One of my favorite things about summer is the movies. These are not the heavy, nuanced films vying for awards. These are the action-packed confections served up to delight audiences. Whether you go in for Marvel must-sees like Black Widow, adrenaline-filled Fast & Furious 9, or Disney-rides-turned-movies like Jungle Cruise, theaters this summer are filled with action.

In comparison, did your last pitch lack a punch at the end? Did you lay out an awesome story angle you knew your target would love and then close the deal with a strong call-to-action? Or did you put it all out there and then simply write, “Let me know if you’d like more information”? If so, the Rock would be disappointed in you.

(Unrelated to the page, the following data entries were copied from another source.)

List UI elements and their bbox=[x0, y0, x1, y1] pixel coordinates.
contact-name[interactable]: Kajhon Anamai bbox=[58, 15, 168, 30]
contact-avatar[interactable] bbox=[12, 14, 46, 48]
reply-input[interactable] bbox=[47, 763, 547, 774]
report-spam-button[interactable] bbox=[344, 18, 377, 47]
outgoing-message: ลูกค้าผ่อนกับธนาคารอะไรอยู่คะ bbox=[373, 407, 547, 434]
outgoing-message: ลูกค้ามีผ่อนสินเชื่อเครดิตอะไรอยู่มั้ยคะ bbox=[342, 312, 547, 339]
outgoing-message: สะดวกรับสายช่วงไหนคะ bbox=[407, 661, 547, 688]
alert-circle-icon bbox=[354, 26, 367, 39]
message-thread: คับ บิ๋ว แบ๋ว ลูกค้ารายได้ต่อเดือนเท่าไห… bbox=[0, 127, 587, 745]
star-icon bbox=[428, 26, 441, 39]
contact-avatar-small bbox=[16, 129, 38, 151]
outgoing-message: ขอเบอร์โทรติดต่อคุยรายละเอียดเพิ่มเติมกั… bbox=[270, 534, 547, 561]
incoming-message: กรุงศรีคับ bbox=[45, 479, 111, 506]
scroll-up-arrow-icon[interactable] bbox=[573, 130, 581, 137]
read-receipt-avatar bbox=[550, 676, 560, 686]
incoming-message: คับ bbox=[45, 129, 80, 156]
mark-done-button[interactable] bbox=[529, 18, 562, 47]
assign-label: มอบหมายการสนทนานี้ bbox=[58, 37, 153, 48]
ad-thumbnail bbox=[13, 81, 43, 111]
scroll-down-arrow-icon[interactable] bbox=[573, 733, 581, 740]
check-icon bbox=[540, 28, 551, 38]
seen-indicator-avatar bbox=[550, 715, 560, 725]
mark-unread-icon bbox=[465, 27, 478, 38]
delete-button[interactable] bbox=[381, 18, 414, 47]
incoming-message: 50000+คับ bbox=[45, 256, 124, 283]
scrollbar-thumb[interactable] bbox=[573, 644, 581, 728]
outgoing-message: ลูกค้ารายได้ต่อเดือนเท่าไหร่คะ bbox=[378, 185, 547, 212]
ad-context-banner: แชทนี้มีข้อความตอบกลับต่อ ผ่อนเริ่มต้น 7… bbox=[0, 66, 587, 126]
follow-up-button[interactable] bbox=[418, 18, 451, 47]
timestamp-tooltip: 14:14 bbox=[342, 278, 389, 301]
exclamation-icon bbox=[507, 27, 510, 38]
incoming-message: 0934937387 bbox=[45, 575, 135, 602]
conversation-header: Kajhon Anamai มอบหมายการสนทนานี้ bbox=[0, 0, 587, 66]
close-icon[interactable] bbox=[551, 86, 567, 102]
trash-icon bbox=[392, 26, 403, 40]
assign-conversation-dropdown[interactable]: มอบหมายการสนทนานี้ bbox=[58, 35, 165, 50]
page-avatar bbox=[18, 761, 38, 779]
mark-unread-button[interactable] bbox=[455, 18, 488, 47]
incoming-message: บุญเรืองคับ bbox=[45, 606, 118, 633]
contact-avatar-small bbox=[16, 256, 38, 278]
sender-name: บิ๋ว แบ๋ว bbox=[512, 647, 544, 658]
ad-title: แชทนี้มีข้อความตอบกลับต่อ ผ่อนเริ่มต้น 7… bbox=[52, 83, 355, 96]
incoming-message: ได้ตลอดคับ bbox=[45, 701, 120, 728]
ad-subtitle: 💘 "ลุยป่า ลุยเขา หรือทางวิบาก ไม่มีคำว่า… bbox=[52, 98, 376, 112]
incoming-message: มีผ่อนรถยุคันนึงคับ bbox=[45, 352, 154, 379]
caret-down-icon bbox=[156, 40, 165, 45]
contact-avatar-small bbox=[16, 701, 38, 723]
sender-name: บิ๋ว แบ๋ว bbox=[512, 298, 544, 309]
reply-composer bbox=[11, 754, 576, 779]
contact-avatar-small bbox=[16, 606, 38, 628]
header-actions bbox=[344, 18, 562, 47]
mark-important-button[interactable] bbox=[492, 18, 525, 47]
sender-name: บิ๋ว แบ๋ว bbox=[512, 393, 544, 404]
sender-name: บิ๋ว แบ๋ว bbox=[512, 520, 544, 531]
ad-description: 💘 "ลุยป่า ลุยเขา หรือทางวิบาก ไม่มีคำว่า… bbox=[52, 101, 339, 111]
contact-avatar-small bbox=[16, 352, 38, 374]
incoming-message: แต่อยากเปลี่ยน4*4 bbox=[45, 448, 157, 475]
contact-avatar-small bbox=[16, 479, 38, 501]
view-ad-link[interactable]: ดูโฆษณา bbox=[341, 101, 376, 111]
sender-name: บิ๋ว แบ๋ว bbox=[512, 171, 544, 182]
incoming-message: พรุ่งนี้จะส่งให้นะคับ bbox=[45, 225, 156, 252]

A call-to-action is the whole point of your pitch. You want them to do something as a result of reading it. And yet this is left out much of the time, or thrown in hastily at the end as an afterthought.

A call-to-action need not be grand to be effective. Sometimes baby steps and micro-commitments are the best way to go. It depends on your relationship with the reporter and the information you provide. But every pitch should end with at least some kind of ask. Here are just a few examples:

  • Would you like to schedule a time to talk to the CEO?
  • Can I give you a call to share more details?
  • Would you like to see the videos we shot?
  • Can I send you a sample to try?
  • Would you like the full report?
  • Is this something you're interested in?

If you’ve spent the time and effort to research your target audience, create a relevant story angle, and draft a concise and compelling pitch, you’ve earned the right to ask. They still may say no, that’s their right, but you get to ask.

Even if you prefer romantic comedies to action flicks, the protagonist usually makes a grand romantic gesture – flowers, puppies, a boombox – and then asks for something. Will you go out with me? Will you go to prom with me? Will you marry me? How anticlimactic it would be to see our hero chase his love to the airport, catch her just before she gets on the plane, and offer a lame, “Have a good weekend.” No one would watch that movie. (Okay, if it was starring Henry Cavill my wife would watch that movie.)

Take inspiration from action or romance, but end your pitches with a strong and confident call-to-action. Ask for something. You might get a “no.” Or you might save the day, find true love, and secure an awesome placement. It’s worth the risk.